Everyone has heard of the McRib and Shamrock Shakes, maybe Starbucks customers can name a Pumpkin Spice Latte, but after that it is really reaching. A survey of over 6,000 people showed that McDonald's locked down the two spots on the list of top-five favorite limited edition foods of all time but everyone else needs to make up some ground.
Very few could name Mountain Dews' Baja Blast or Oreos' Red Velvet cookies without being prompted.
But it may be an untapped market. 20 percent of Americans say they purchase limited edition items often, with 60 percent citing that trying a new flavor is the leading factor motivating their purchase. 38 percent say they purchase limited edition food products because of unique packaging.
And people will be more likely to purchase a limited edition product if it is related to a good cause, tied to a seasonal trend or packaged in a unique way, they claim.

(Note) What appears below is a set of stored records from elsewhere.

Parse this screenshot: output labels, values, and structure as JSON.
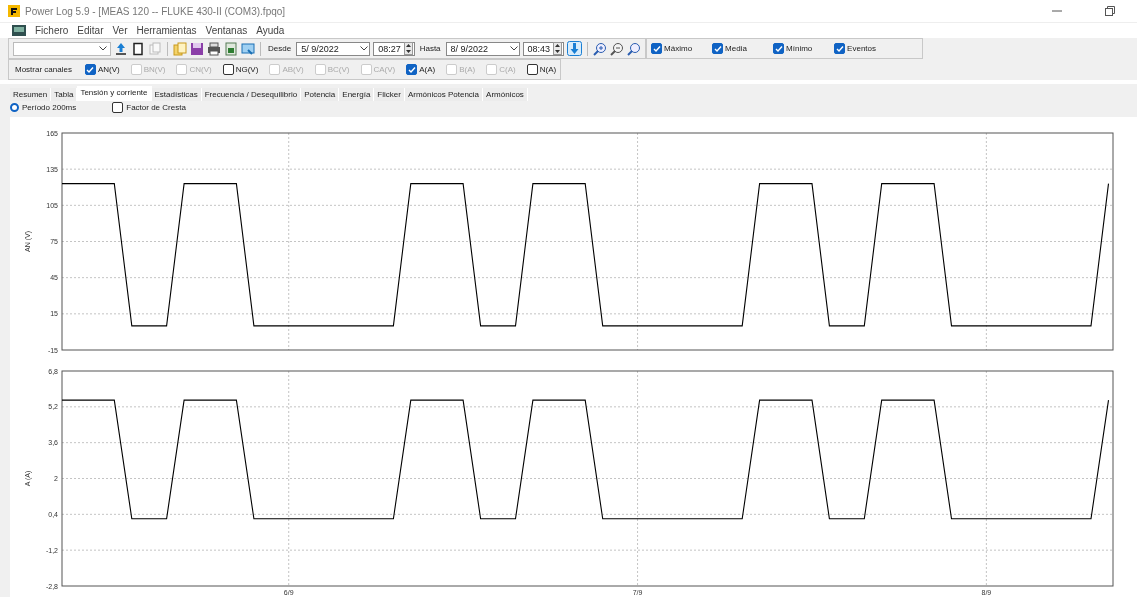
{
  "window": {
    "title": "Power Log 5.9 - [MEAS 120 -- FLUKE 430-II (COM3).fpqo]"
  },
  "menu": [
    "Fichero",
    "Editar",
    "Ver",
    "Herramientas",
    "Ventanas",
    "Ayuda"
  ],
  "toolbar": {
    "from_label": "Desde",
    "from_date": "5/ 9/2022",
    "from_time": "08:27",
    "to_label": "Hasta",
    "to_date": "8/ 9/2022",
    "to_time": "08:43",
    "options": [
      {
        "label": "Máximo",
        "checked": true
      },
      {
        "label": "Media",
        "checked": true
      },
      {
        "label": "Mínimo",
        "checked": true
      },
      {
        "label": "Eventos",
        "checked": true
      }
    ]
  },
  "channels": {
    "label": "Mostrar canales",
    "items": [
      {
        "label": "AN(V)",
        "checked": true,
        "disabled": false
      },
      {
        "label": "BN(V)",
        "checked": false,
        "disabled": true
      },
      {
        "label": "CN(V)",
        "checked": false,
        "disabled": true
      },
      {
        "label": "NG(V)",
        "checked": false,
        "disabled": false
      },
      {
        "label": "AB(V)",
        "checked": false,
        "disabled": true
      },
      {
        "label": "BC(V)",
        "checked": false,
        "disabled": true
      },
      {
        "label": "CA(V)",
        "checked": false,
        "disabled": true
      },
      {
        "label": "A(A)",
        "checked": true,
        "disabled": false
      },
      {
        "label": "B(A)",
        "checked": false,
        "disabled": true
      },
      {
        "label": "C(A)",
        "checked": false,
        "disabled": true
      },
      {
        "label": "N(A)",
        "checked": false,
        "disabled": false
      }
    ]
  },
  "tabs": [
    {
      "label": "Resumen",
      "selected": false
    },
    {
      "label": "Tabla",
      "selected": false
    },
    {
      "label": "Tensión y corriente",
      "selected": true
    },
    {
      "label": "Estadísticas",
      "selected": false
    },
    {
      "label": "Frecuencia / Desequilibrio",
      "selected": false
    },
    {
      "label": "Potencia",
      "selected": false
    },
    {
      "label": "Energía",
      "selected": false
    },
    {
      "label": "Flicker",
      "selected": false
    },
    {
      "label": "Armónicos Potencia",
      "selected": false
    },
    {
      "label": "Armónicos",
      "selected": false
    }
  ],
  "view_options": [
    {
      "kind": "radio",
      "label": "Período 200ms",
      "checked": true
    },
    {
      "kind": "checkbox",
      "label": "Factor de Cresta",
      "checked": false
    }
  ],
  "charts": [
    {
      "chart_data": {
        "type": "line",
        "grid": true,
        "ylabel": "AN (V)",
        "ylim": [
          -15,
          165
        ],
        "yticks": [
          -15,
          15,
          45,
          75,
          105,
          135,
          165
        ],
        "categories": [
          null,
          null,
          null,
          null,
          null,
          null,
          null,
          null,
          null,
          null,
          null,
          null,
          null,
          null,
          null,
          null,
          null,
          null,
          null,
          null,
          null,
          null,
          null,
          null,
          null,
          null,
          null,
          null,
          null,
          null,
          null,
          null,
          null,
          null,
          null,
          null,
          null,
          null,
          null,
          null,
          null,
          null,
          null,
          null,
          null,
          null,
          null,
          null,
          null,
          null,
          null,
          null,
          null,
          null,
          null,
          null,
          null,
          null,
          null,
          null,
          null
        ],
        "series": [
          {
            "color": "#000000",
            "values": [
              123,
              123,
              123,
              123,
              5,
              5,
              5,
              123,
              123,
              123,
              123,
              5,
              5,
              5,
              5,
              5,
              5,
              5,
              5,
              5,
              123,
              123,
              123,
              123,
              5,
              5,
              5,
              123,
              123,
              123,
              123,
              5,
              5,
              5,
              5,
              5,
              5,
              5,
              5,
              5,
              123,
              123,
              123,
              123,
              5,
              5,
              5,
              123,
              123,
              123,
              123,
              5,
              5,
              5,
              5,
              5,
              5,
              5,
              5,
              5,
              123
            ]
          }
        ]
      }
    },
    {
      "chart_data": {
        "type": "line",
        "grid": true,
        "ylabel": "A (A)",
        "ylim": [
          -2.8,
          6.8
        ],
        "yticks": [
          {
            "value": -2.8,
            "label": "-2,8"
          },
          {
            "value": -1.2,
            "label": "-1,2"
          },
          {
            "value": 0.4,
            "label": "0,4"
          },
          2,
          {
            "value": 3.6,
            "label": "3,6"
          },
          {
            "value": 5.2,
            "label": "5,2"
          },
          {
            "value": 6.8,
            "label": "6,8"
          }
        ],
        "categories": [
          null,
          null,
          null,
          null,
          null,
          null,
          null,
          null,
          null,
          null,
          null,
          null,
          null,
          "6/9",
          null,
          null,
          null,
          null,
          null,
          null,
          null,
          null,
          null,
          null,
          null,
          null,
          null,
          null,
          null,
          null,
          null,
          null,
          null,
          "7/9",
          null,
          null,
          null,
          null,
          null,
          null,
          null,
          null,
          null,
          null,
          null,
          null,
          null,
          null,
          null,
          null,
          null,
          null,
          null,
          "8/9",
          null,
          null,
          null,
          null,
          null,
          null,
          null
        ],
        "series": [
          {
            "color": "#000000",
            "values": [
              5.5,
              5.5,
              5.5,
              5.5,
              0.2,
              0.2,
              0.2,
              5.5,
              5.5,
              5.5,
              5.5,
              0.2,
              0.2,
              0.2,
              0.2,
              0.2,
              0.2,
              0.2,
              0.2,
              0.2,
              5.5,
              5.5,
              5.5,
              5.5,
              0.2,
              0.2,
              0.2,
              5.5,
              5.5,
              5.5,
              5.5,
              0.2,
              0.2,
              0.2,
              0.2,
              0.2,
              0.2,
              0.2,
              0.2,
              0.2,
              5.5,
              5.5,
              5.5,
              5.5,
              0.2,
              0.2,
              0.2,
              5.5,
              5.5,
              5.5,
              5.5,
              0.2,
              0.2,
              0.2,
              0.2,
              0.2,
              0.2,
              0.2,
              0.2,
              0.2,
              5.5
            ]
          }
        ]
      }
    }
  ]
}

"A limited edition strategy could add real value to any marketing mix," said Andy Jolls, chief marketing officer at marketing research company Instantly. "Still, CPG and food marketers should think carefully about which message and positioning will resonate most with consumers. Specialty packaging and seasonal flavors still interest consumers, but as millennials grow to become the primary consumer group in the country, socially conscious product campaigns should not be overlooked."
So Campbell's Soups' Andy Warhol cans may not be the way to go, since he died long before they were born.